Straßenausbaubeiträge: Fraktionen wollen erst Daten sammeln

In der Diskussion um von Bürgern zu leistenden Beiträgen für den Straßenausbau zeichnet sich im Brandenburger Landtag eine Mehrheit ab, die zunächst Daten zum Thema erheben will. SPD, Linke und Grüne legten am Dienstag einen Antrag vor, nach dem die Landesregierung bis November einen bundesweiten Vergleich zur Erhebung der Beiträge präsentieren soll. Die Höhe der Einnahmen der Kommunen soll ebenfalls überschlägig erfasst werden. Gefordert werden auch Vorschläge, um Anlieger besser an Straßenausbauvorhaben zu beteiligen. Die drei Fraktionen warnten davor, mit Schnellschüssen neue Ungerechtigkeiten zu schaffen, weil etwa Beiträge für die erstmalige Erschließung von Straßen nach Bundesrecht erhoben würden.

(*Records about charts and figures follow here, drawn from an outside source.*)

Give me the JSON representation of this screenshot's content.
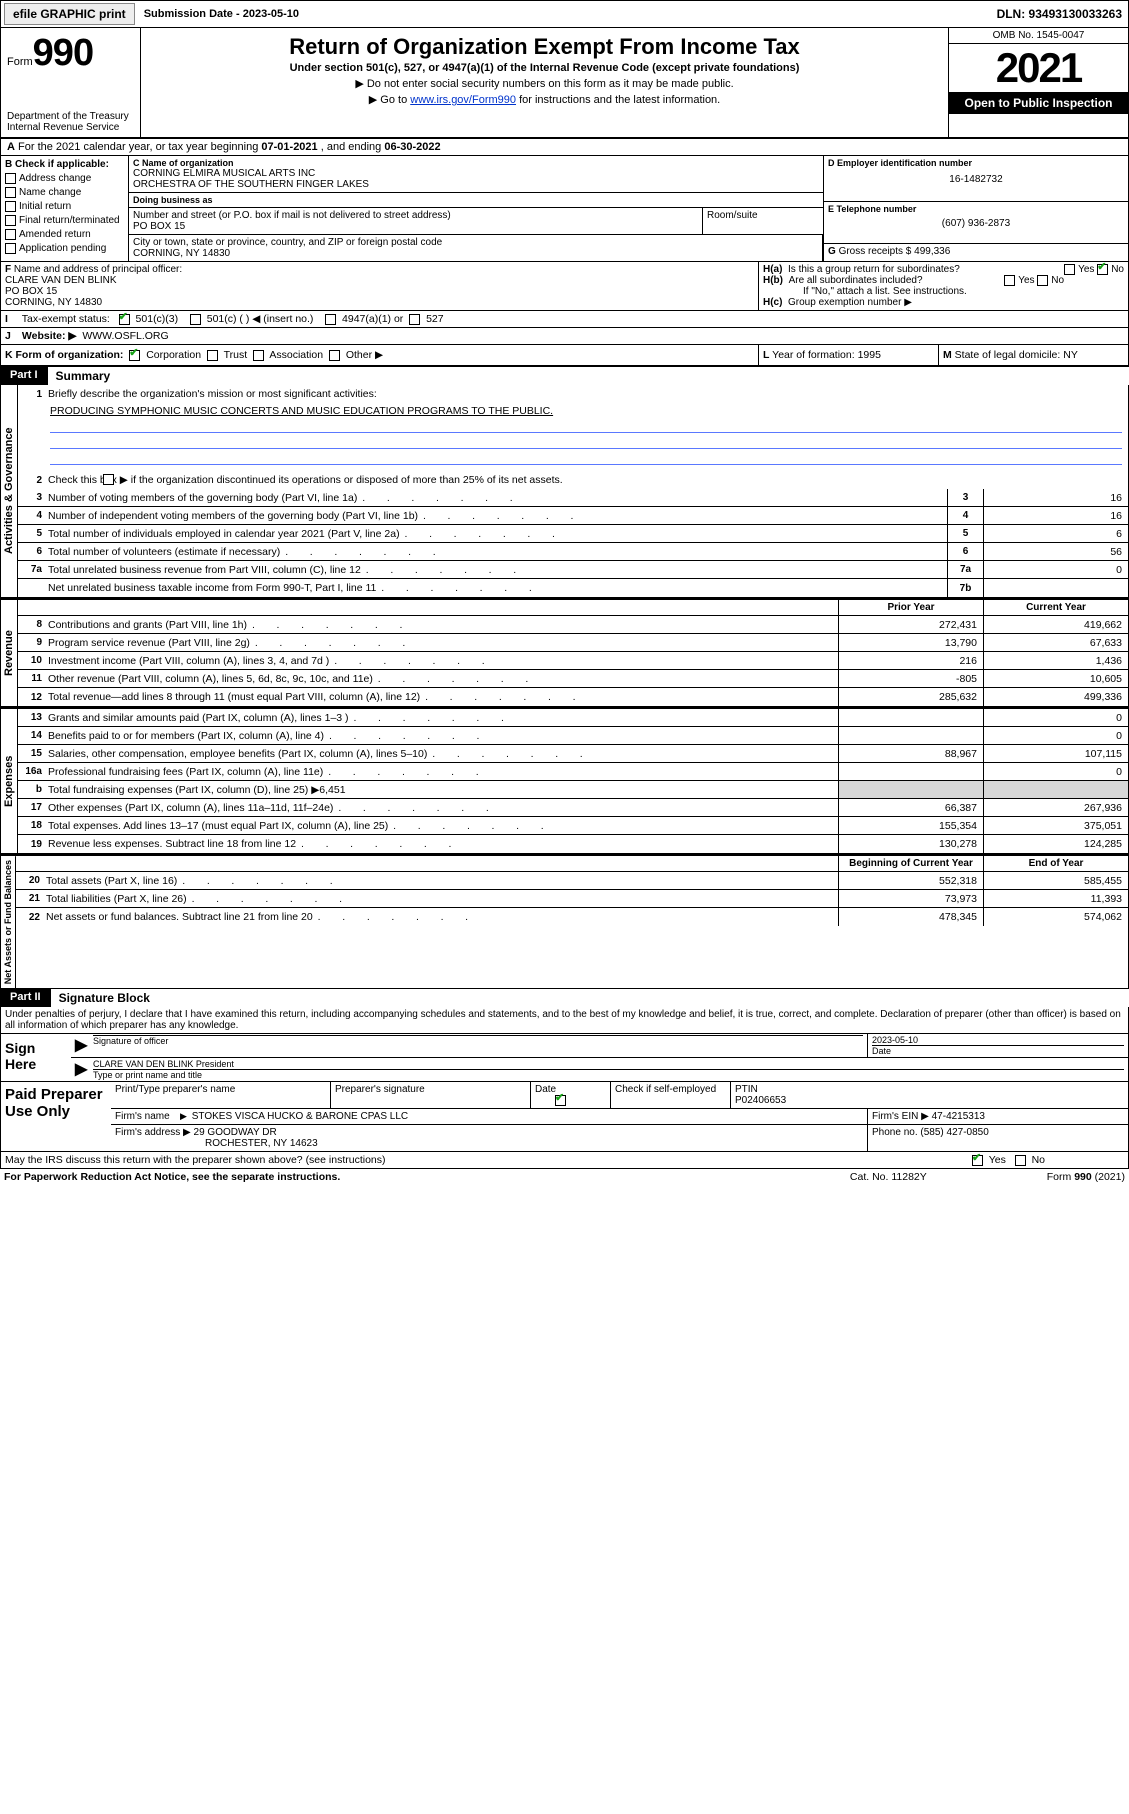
{
  "top_bar": {
    "efile": "efile GRAPHIC print",
    "sub_label": "Submission Date - ",
    "sub_date": "2023-05-10",
    "dln": "DLN: 93493130033263"
  },
  "header": {
    "form_word": "Form",
    "form_num": "990",
    "dept": "Department of the Treasury\nInternal Revenue Service",
    "title": "Return of Organization Exempt From Income Tax",
    "sub": "Under section 501(c), 527, or 4947(a)(1) of the Internal Revenue Code (except private foundations)",
    "note1": "▶ Do not enter social security numbers on this form as it may be made public.",
    "note2_pre": "▶ Go to ",
    "note2_link": "www.irs.gov/Form990",
    "note2_post": " for instructions and the latest information.",
    "omb": "OMB No. 1545-0047",
    "year": "2021",
    "open": "Open to Public Inspection"
  },
  "period": {
    "a": "A",
    "text_pre": " For the 2021 calendar year, or tax year beginning ",
    "begin": "07-01-2021",
    "mid": " , and ending ",
    "end": "06-30-2022"
  },
  "B": {
    "label": "B Check if applicable:",
    "opts": [
      {
        "txt": "Address change",
        "chk": false
      },
      {
        "txt": "Name change",
        "chk": false
      },
      {
        "txt": "Initial return",
        "chk": false
      },
      {
        "txt": "Final return/terminated",
        "chk": false
      },
      {
        "txt": "Amended return",
        "chk": false
      },
      {
        "txt": "Application pending",
        "chk": false
      }
    ]
  },
  "C": {
    "name_lbl": "C Name of organization",
    "name": "CORNING ELMIRA MUSICAL ARTS INC\nORCHESTRA OF THE SOUTHERN FINGER LAKES",
    "dba_lbl": "Doing business as",
    "dba": "",
    "addr_lbl": "Number and street (or P.O. box if mail is not delivered to street address)",
    "room_lbl": "Room/suite",
    "addr": "PO BOX 15",
    "city_lbl": "City or town, state or province, country, and ZIP or foreign postal code",
    "city": "CORNING, NY  14830"
  },
  "D": {
    "lbl": "D Employer identification number",
    "val": "16-1482732"
  },
  "E": {
    "lbl": "E Telephone number",
    "val": "(607) 936-2873"
  },
  "G": {
    "lbl": "G",
    "txt": "Gross receipts $",
    "val": "499,336"
  },
  "F": {
    "lbl": "F",
    "txt": "Name and address of principal officer:",
    "name": "CLARE VAN DEN BLINK",
    "addr1": "PO BOX 15",
    "addr2": "CORNING, NY  14830"
  },
  "H": {
    "a_lbl": "H(a)",
    "a_txt": "Is this a group return for subordinates?",
    "a_yes": "Yes",
    "a_no": "No",
    "b_lbl": "H(b)",
    "b_txt": "Are all subordinates included?",
    "b_hint": "If \"No,\" attach a list. See instructions.",
    "c_lbl": "H(c)",
    "c_txt": "Group exemption number ▶"
  },
  "I": {
    "idx": "I",
    "lbl": "Tax-exempt status:",
    "o1": "501(c)(3)",
    "o2": "501(c) (   ) ◀ (insert no.)",
    "o3": "4947(a)(1) or",
    "o4": "527"
  },
  "J": {
    "idx": "J",
    "lbl": "Website: ▶",
    "val": "WWW.OSFL.ORG"
  },
  "K": {
    "lbl": "K Form of organization:",
    "o1": "Corporation",
    "o2": "Trust",
    "o3": "Association",
    "o4": "Other ▶"
  },
  "L": {
    "lbl": "L",
    "txt": "Year of formation:",
    "val": "1995"
  },
  "M": {
    "lbl": "M",
    "txt": "State of legal domicile:",
    "val": "NY"
  },
  "part1": {
    "tab": "Part I",
    "title": "Summary"
  },
  "q1": {
    "num": "1",
    "txt": "Briefly describe the organization's mission or most significant activities:",
    "val": "PRODUCING SYMPHONIC MUSIC CONCERTS AND MUSIC EDUCATION PROGRAMS TO THE PUBLIC."
  },
  "q2": {
    "num": "2",
    "txt": "Check this box ▶        if the organization discontinued its operations or disposed of more than 25% of its net assets."
  },
  "gov_rows": [
    {
      "num": "3",
      "txt": "Number of voting members of the governing body (Part VI, line 1a)",
      "box": "3",
      "amt": "16"
    },
    {
      "num": "4",
      "txt": "Number of independent voting members of the governing body (Part VI, line 1b)",
      "box": "4",
      "amt": "16"
    },
    {
      "num": "5",
      "txt": "Total number of individuals employed in calendar year 2021 (Part V, line 2a)",
      "box": "5",
      "amt": "6"
    },
    {
      "num": "6",
      "txt": "Total number of volunteers (estimate if necessary)",
      "box": "6",
      "amt": "56"
    },
    {
      "num": "7a",
      "txt": "Total unrelated business revenue from Part VIII, column (C), line 12",
      "box": "7a",
      "amt": "0"
    },
    {
      "num": "",
      "txt": "Net unrelated business taxable income from Form 990-T, Part I, line 11",
      "box": "7b",
      "amt": ""
    }
  ],
  "rev_hdr": {
    "prior": "Prior Year",
    "curr": "Current Year"
  },
  "revenue": [
    {
      "num": "8",
      "txt": "Contributions and grants (Part VIII, line 1h)",
      "p": "272,431",
      "c": "419,662"
    },
    {
      "num": "9",
      "txt": "Program service revenue (Part VIII, line 2g)",
      "p": "13,790",
      "c": "67,633"
    },
    {
      "num": "10",
      "txt": "Investment income (Part VIII, column (A), lines 3, 4, and 7d )",
      "p": "216",
      "c": "1,436"
    },
    {
      "num": "11",
      "txt": "Other revenue (Part VIII, column (A), lines 5, 6d, 8c, 9c, 10c, and 11e)",
      "p": "-805",
      "c": "10,605"
    },
    {
      "num": "12",
      "txt": "Total revenue—add lines 8 through 11 (must equal Part VIII, column (A), line 12)",
      "p": "285,632",
      "c": "499,336"
    }
  ],
  "expenses": [
    {
      "num": "13",
      "txt": "Grants and similar amounts paid (Part IX, column (A), lines 1–3 )",
      "p": "",
      "c": "0"
    },
    {
      "num": "14",
      "txt": "Benefits paid to or for members (Part IX, column (A), line 4)",
      "p": "",
      "c": "0"
    },
    {
      "num": "15",
      "txt": "Salaries, other compensation, employee benefits (Part IX, column (A), lines 5–10)",
      "p": "88,967",
      "c": "107,115"
    },
    {
      "num": "16a",
      "txt": "Professional fundraising fees (Part IX, column (A), line 11e)",
      "p": "",
      "c": "0"
    },
    {
      "num": "b",
      "txt": "Total fundraising expenses (Part IX, column (D), line 25) ▶6,451",
      "grey": true
    },
    {
      "num": "17",
      "txt": "Other expenses (Part IX, column (A), lines 11a–11d, 11f–24e)",
      "p": "66,387",
      "c": "267,936"
    },
    {
      "num": "18",
      "txt": "Total expenses. Add lines 13–17 (must equal Part IX, column (A), line 25)",
      "p": "155,354",
      "c": "375,051"
    },
    {
      "num": "19",
      "txt": "Revenue less expenses. Subtract line 18 from line 12",
      "p": "130,278",
      "c": "124,285"
    }
  ],
  "na_hdr": {
    "begin": "Beginning of Current Year",
    "end": "End of Year"
  },
  "netassets": [
    {
      "num": "20",
      "txt": "Total assets (Part X, line 16)",
      "p": "552,318",
      "c": "585,455"
    },
    {
      "num": "21",
      "txt": "Total liabilities (Part X, line 26)",
      "p": "73,973",
      "c": "11,393"
    },
    {
      "num": "22",
      "txt": "Net assets or fund balances. Subtract line 21 from line 20",
      "p": "478,345",
      "c": "574,062"
    }
  ],
  "part2": {
    "tab": "Part II",
    "title": "Signature Block"
  },
  "decl": "Under penalties of perjury, I declare that I have examined this return, including accompanying schedules and statements, and to the best of my knowledge and belief, it is true, correct, and complete. Declaration of preparer (other than officer) is based on all information of which preparer has any knowledge.",
  "sign": {
    "here": "Sign Here",
    "sig_lbl": "Signature of officer",
    "date_lbl": "Date",
    "date": "2023-05-10",
    "name": "CLARE VAN DEN BLINK  President",
    "name_lbl": "Type or print name and title"
  },
  "paid": {
    "title": "Paid Preparer Use Only",
    "h1": "Print/Type preparer's name",
    "h2": "Preparer's signature",
    "h3": "Date",
    "h4": "Check          if self-employed",
    "h5": "PTIN",
    "ptin": "P02406653",
    "firm_name_lbl": "Firm's name",
    "firm_name": "STOKES VISCA HUCKO & BARONE CPAS LLC",
    "firm_ein_lbl": "Firm's EIN ▶",
    "firm_ein": "47-4215313",
    "firm_addr_lbl": "Firm's address ▶",
    "firm_addr": "29 GOODWAY DR",
    "firm_city": "ROCHESTER, NY  14623",
    "phone_lbl": "Phone no.",
    "phone": "(585) 427-0850"
  },
  "may_irs": "May the IRS discuss this return with the preparer shown above? (see instructions)",
  "may_yes": "Yes",
  "may_no": "No",
  "footer": {
    "left": "For Paperwork Reduction Act Notice, see the separate instructions.",
    "mid": "Cat. No. 11282Y",
    "right": "Form 990 (2021)"
  },
  "vlabels": {
    "gov": "Activities & Governance",
    "rev": "Revenue",
    "exp": "Expenses",
    "na": "Net Assets or Fund Balances"
  }
}
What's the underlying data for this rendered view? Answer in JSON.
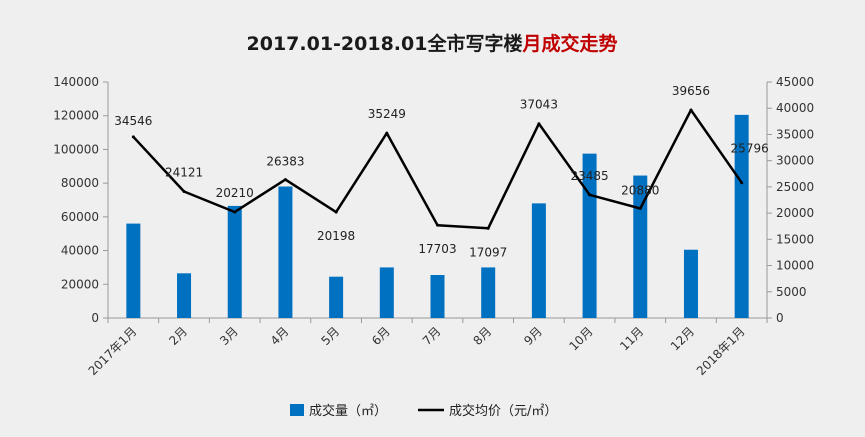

Die CDU legte einen eigenen Antrag vor, der bis zum 3. Quartal 2018 eine detaillierte Übersicht der in Brandenburg von den Kommunen erhobenen Straßenausbaubeiträgen vorsieht. Auch die Christdemokraten wollen die Regelungen in anderen Bundesländern verglichen wissen. Fraktionschef Ingo Senftleben warf SPD, Linken und Grünen jedoch vor, mit der Forderung nach mehr Beteiligung bereits ein Ergebnis vorwegzunehmen. «Aus einer besseren Beteiligung der Bürger wird aber noch keine Entlastung der Bürger», sagte er.
Der fraktionslose Abgeordnete von BVB/Freie Wähler, Péter Vida, hatte zuvor einen Gesetzentwurf vorgelegt. Danach sollen ab 2019 keine Straßenausbaubeiträge mehr in Brandenburg erhoben werden. Die Kommunen bekämen dafür vom Land einen Ausgleich.